Last year saw a 43 per cent increase in transaction volumes, albeit from a low base in 2009. Although we have seen values rebound considerably over the past 18 months they are still nearly 35 per cent below their 2007 peak. This rebound was largely supported by the prime market in the South East, particularly the Central London office market, with strong investor demand from sovereign wealth funds and institutions for high-quality core assets with long income.
2010 also saw some large listed property companies restarting major developments mothballed during the downturn, particularly in the City and West End, driven by a shortage of quality office product coming on stream and by rising rents.
British Land agreed to develop a new HQ for UBS at Broadgate in the City and Great Portland Estates began a major redevelopment of Marcol House on Regent Street.
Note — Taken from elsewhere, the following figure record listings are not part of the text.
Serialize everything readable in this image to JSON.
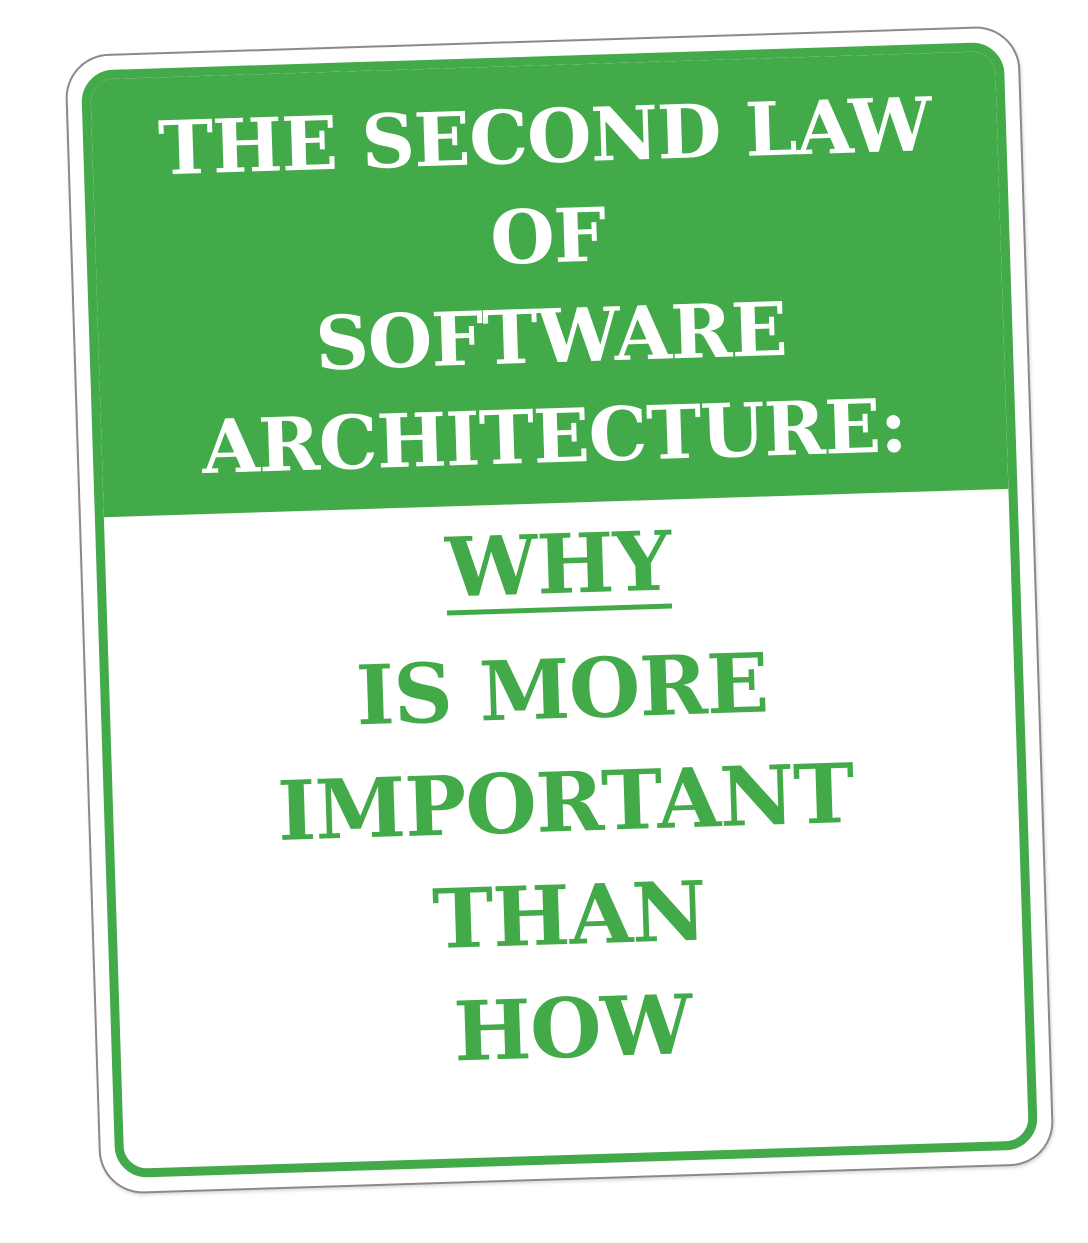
{
  "sign": {
    "header_lines": [
      "THE SECOND LAW",
      "OF",
      "SOFTWARE",
      "ARCHITECTURE:"
    ],
    "body_lines": [
      "WHY",
      "IS MORE",
      "IMPORTANT",
      "THAN",
      "HOW"
    ],
    "colors": {
      "green": "#43aa4a",
      "white": "#ffffff",
      "frame": "#8a8a8a"
    }
  }
}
British Land and Land Securities also looked to spread their letting and construction risk by entering into joint ventures at their ’Cheesegrater’ and ’Walkie Talkie’ developments. With the lack of available and affordable finance, these looked like sensible moves.
As we enter the second quarter of 2011, the outlook for prime commercial property continues to be positive. However, the secondary markets remain weak, particularly in the office and industrial sectors, where pricing is reflecting increased occupier risk. Perhaps the biggest obstacle to an early recovery in the wider commercial property market is the debt mountain of approximately £250bn, £160bn of which is set to be refinanced over the next five years.
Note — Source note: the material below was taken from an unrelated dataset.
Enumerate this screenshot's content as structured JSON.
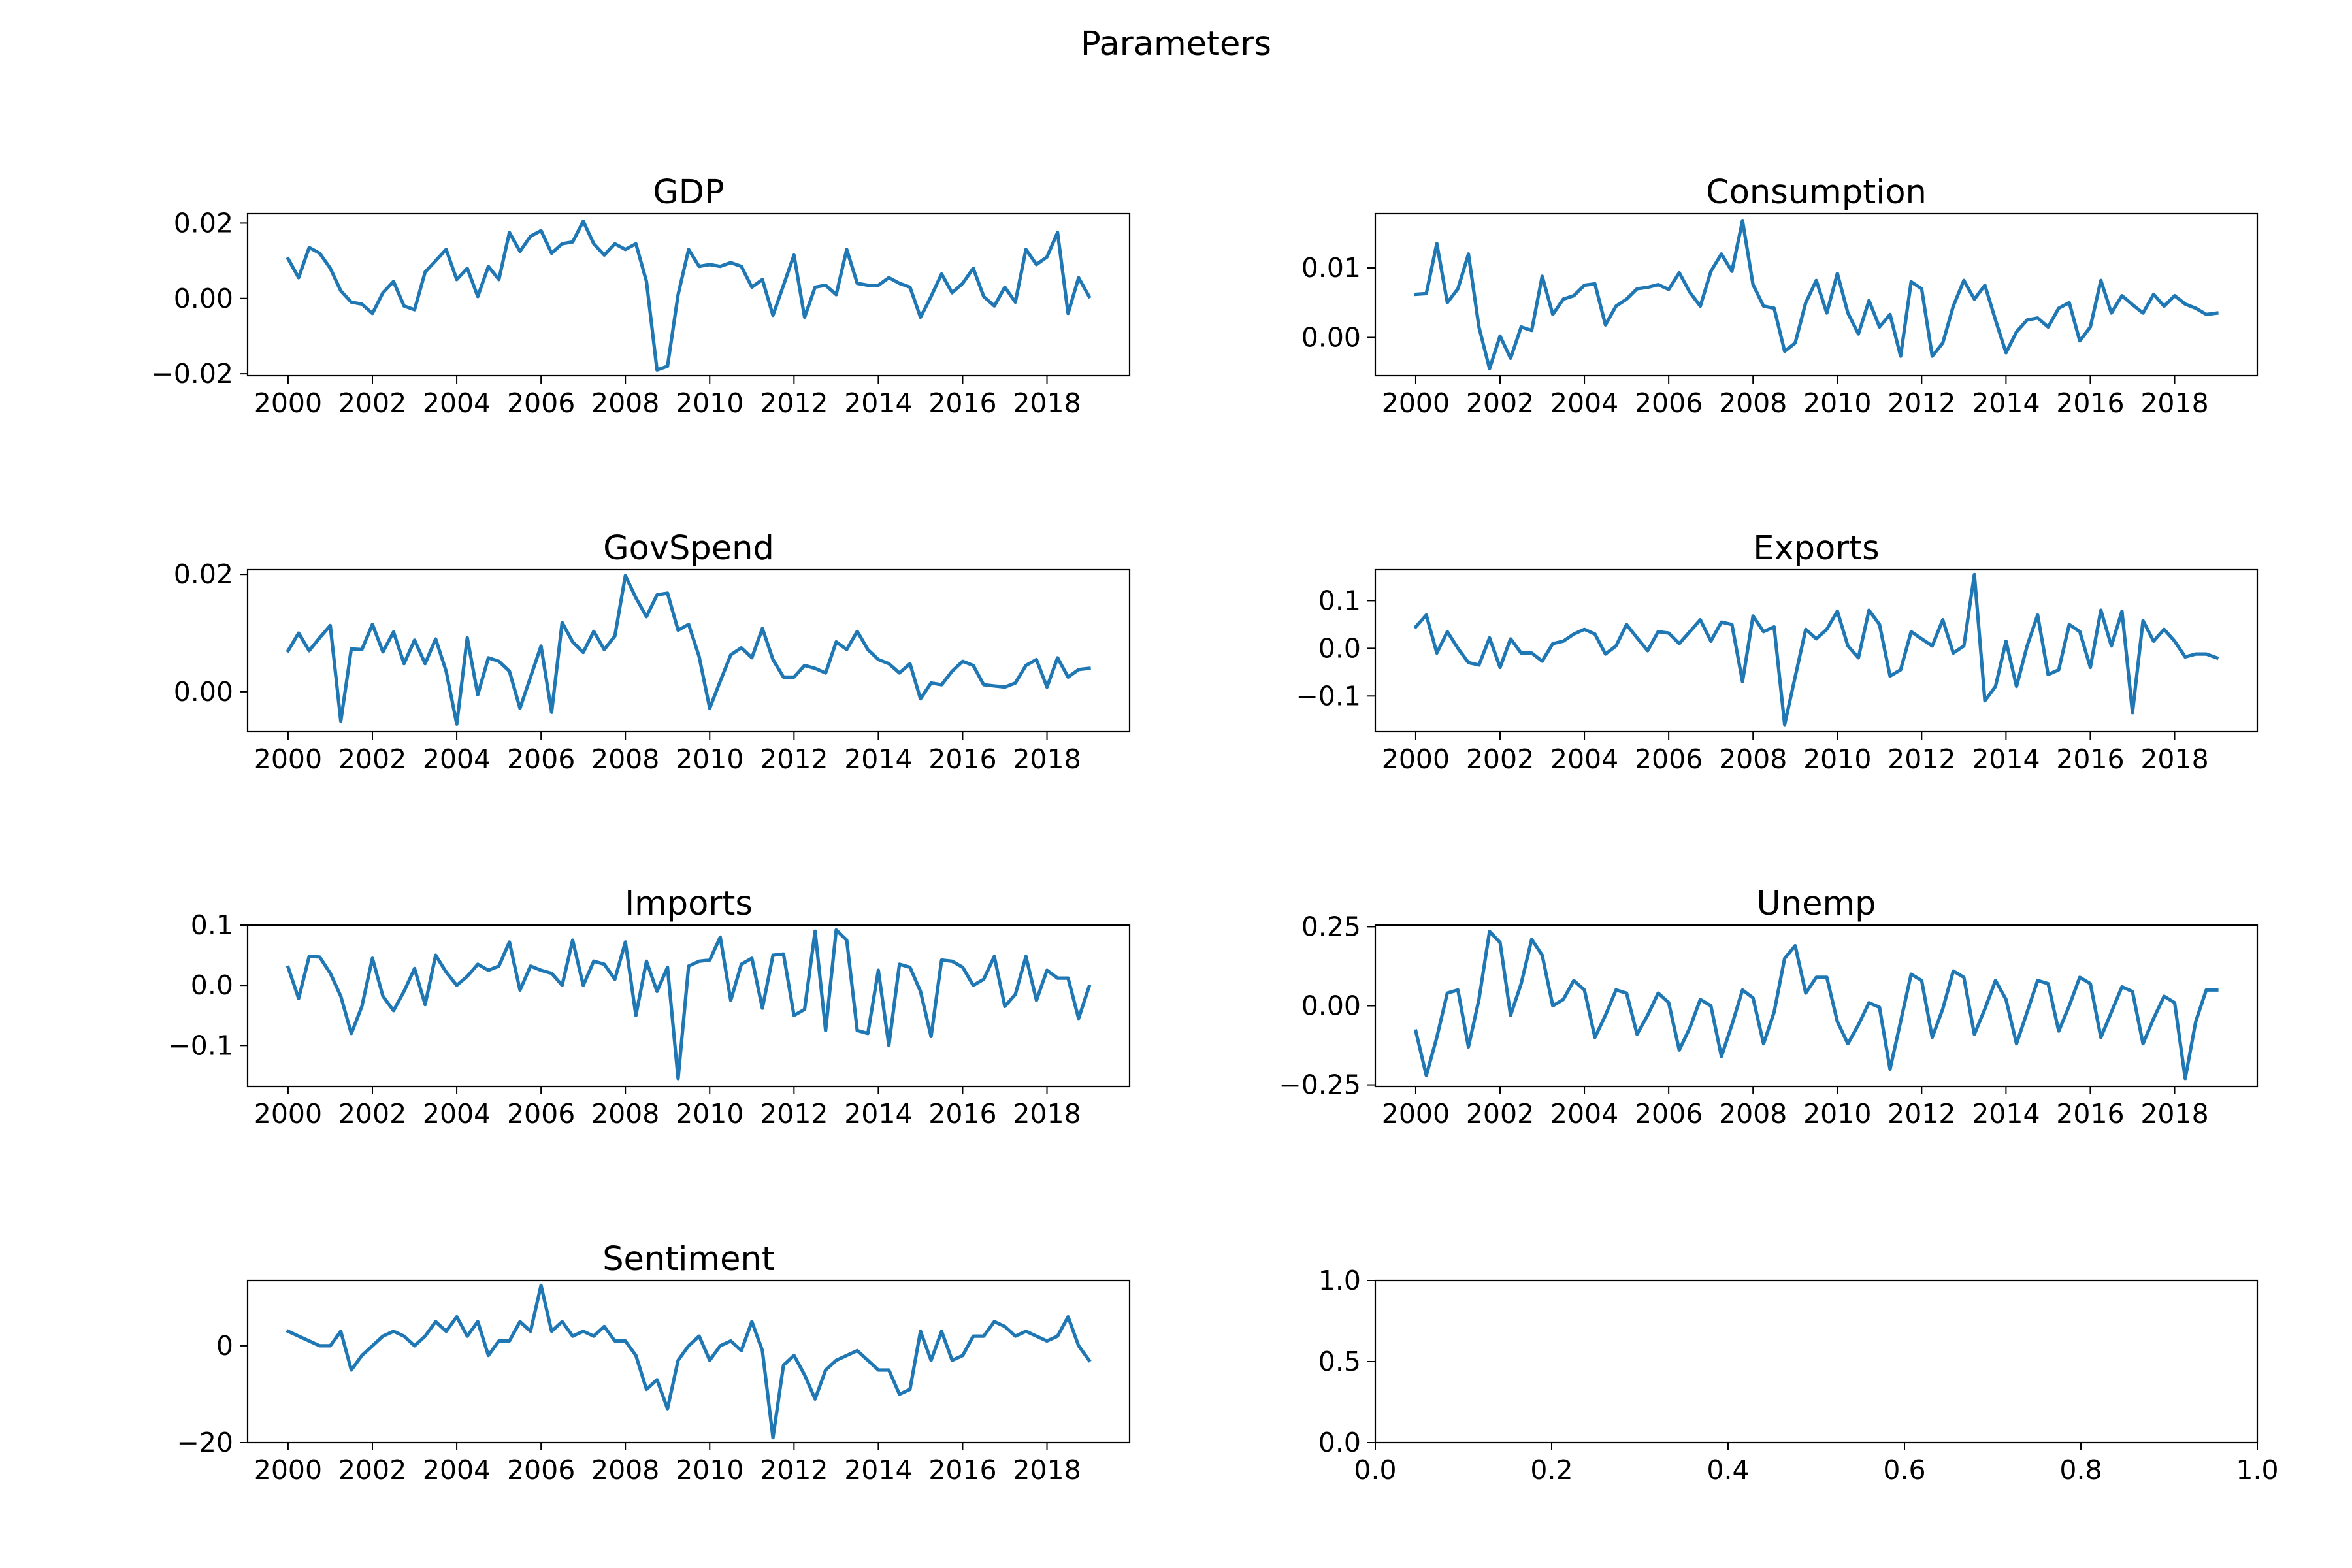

Borrowers face the need to raise greater amounts of capital to obtain debt financing for both new deals and refinancings. A De Montfort University/Savills study last year estimated that there is only £115bn of new lending capacity over the next four to five years, with lenders continuing to demand low-risk lending criteria comprising higher margins and maximum loan to values of between 60 and 65 per cent.
De Montfort also reported that the aggregate value of debt secured by UK property fell by 6 per cent between the end of 2009 and mid-2010. With the introduction of the Basel III banking regulations, this is likely to decline further.
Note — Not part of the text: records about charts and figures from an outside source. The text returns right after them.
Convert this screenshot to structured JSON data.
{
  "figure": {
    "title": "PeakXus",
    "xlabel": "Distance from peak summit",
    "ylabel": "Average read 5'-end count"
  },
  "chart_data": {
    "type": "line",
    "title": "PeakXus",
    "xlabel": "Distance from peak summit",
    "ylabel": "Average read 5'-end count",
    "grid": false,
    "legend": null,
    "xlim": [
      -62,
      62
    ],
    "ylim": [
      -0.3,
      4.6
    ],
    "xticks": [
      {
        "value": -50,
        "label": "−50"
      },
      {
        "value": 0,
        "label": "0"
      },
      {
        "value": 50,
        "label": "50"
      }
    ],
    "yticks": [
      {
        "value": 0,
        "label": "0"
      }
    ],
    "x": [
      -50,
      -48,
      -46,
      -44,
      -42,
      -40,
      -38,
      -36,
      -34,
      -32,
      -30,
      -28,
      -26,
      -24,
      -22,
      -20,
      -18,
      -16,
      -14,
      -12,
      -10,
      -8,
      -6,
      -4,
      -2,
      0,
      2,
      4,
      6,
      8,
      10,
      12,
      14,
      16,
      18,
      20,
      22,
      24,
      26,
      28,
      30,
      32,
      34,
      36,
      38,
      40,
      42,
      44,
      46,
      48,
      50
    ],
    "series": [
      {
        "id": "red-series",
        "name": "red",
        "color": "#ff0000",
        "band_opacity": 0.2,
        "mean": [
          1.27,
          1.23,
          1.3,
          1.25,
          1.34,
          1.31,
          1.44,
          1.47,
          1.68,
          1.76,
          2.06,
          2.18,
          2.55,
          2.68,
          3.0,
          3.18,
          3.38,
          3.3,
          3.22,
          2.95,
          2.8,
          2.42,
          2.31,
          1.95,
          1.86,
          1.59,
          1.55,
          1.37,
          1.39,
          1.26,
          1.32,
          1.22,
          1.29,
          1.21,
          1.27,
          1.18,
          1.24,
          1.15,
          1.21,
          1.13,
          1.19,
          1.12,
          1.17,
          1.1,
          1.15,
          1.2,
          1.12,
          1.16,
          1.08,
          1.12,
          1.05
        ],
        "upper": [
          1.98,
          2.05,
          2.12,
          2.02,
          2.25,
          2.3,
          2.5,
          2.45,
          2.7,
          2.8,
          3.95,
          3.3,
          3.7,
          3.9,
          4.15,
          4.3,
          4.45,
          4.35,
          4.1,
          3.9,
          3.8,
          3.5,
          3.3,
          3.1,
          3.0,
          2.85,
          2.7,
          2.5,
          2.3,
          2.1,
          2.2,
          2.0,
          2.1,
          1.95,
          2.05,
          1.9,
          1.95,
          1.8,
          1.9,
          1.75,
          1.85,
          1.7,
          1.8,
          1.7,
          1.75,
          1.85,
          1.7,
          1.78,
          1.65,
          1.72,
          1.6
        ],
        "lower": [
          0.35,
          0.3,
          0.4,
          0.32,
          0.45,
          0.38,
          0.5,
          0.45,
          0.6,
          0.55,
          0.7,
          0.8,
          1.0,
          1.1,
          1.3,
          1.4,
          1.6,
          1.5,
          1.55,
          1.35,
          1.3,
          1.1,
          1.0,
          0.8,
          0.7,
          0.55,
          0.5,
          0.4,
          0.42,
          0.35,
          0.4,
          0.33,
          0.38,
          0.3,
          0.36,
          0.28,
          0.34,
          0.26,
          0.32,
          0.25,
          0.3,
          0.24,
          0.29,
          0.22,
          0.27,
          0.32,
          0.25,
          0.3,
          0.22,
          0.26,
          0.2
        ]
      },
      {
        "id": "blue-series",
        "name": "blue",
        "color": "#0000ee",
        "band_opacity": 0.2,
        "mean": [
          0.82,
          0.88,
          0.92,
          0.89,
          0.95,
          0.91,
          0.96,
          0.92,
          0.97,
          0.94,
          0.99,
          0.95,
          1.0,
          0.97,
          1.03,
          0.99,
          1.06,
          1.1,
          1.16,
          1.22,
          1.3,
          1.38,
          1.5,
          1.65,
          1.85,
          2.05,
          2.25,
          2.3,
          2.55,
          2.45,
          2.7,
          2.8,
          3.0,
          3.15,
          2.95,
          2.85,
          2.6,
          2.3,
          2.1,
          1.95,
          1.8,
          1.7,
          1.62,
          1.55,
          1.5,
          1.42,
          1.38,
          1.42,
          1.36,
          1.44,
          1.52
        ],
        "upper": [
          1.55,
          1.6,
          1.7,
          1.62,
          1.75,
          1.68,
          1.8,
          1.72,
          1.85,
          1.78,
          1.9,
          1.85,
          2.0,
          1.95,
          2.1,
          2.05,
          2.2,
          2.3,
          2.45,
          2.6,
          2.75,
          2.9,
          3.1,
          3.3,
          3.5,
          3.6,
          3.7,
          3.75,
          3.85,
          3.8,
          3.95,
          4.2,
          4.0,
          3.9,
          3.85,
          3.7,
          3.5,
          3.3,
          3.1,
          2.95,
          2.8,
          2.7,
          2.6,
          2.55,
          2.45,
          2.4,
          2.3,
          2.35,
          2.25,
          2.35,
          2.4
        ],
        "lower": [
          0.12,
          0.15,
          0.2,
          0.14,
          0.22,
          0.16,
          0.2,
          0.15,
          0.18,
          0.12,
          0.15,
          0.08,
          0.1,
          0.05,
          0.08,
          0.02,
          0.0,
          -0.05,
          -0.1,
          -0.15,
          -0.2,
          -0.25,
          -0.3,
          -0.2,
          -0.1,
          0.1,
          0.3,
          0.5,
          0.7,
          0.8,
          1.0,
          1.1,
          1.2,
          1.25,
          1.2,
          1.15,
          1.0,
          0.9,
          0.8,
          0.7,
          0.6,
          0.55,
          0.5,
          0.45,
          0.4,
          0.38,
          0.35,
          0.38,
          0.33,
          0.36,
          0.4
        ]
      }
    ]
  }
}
As the large UK real estate investment trusts have now stabilised their balance sheets and reduced their borrowings following a programme of rights issues and disposals in 2009-10, consolidation looks less likely than in 2008. Those with cash and proactive management teams look likely to pursue more individual asset transactions in the prime sector in 2011 (although there may be a move towards buying good-quality, higher-yielding secondary assets rather than risk overpaying for prime stock) rather than a raft of corporate activity. Buyers may be reluctant to take on tax liabilities and employment issues unless they can find significant discounts in share prices to net asset value. Yet CBRE recently estimated that across the quoted sector the average discount was just 3 per cent to net asset value.
The focus for the rest of 2011, then, looks like being on strategic deals such as CBRE’s recent acquisition of most of ING’s real estate investment management operation. Some of these deals may focus on asset management opportunities rather than outright ownership.
The lack of debt will continue to be an impediment to corporate activity in the sector for many new deals as well as refinancings, although there are signs that some property companies are looking at innovative ways to plug the funding gap. Lenders can still be expected to back strong assets, but the position remains a lot less certain in the secondary markets. If banks do decide to go down the route of more forced sales in 2011 then there are a number of investors, such as Delancey and Max Property Group, well-placed to exploit any opportunities.
Overall, then, despite signs of more M&A activity in the US, given the wider economic uncertainty at home, there are still few indications of a raft of M&A activity in the real estate sector in the UK for 2011.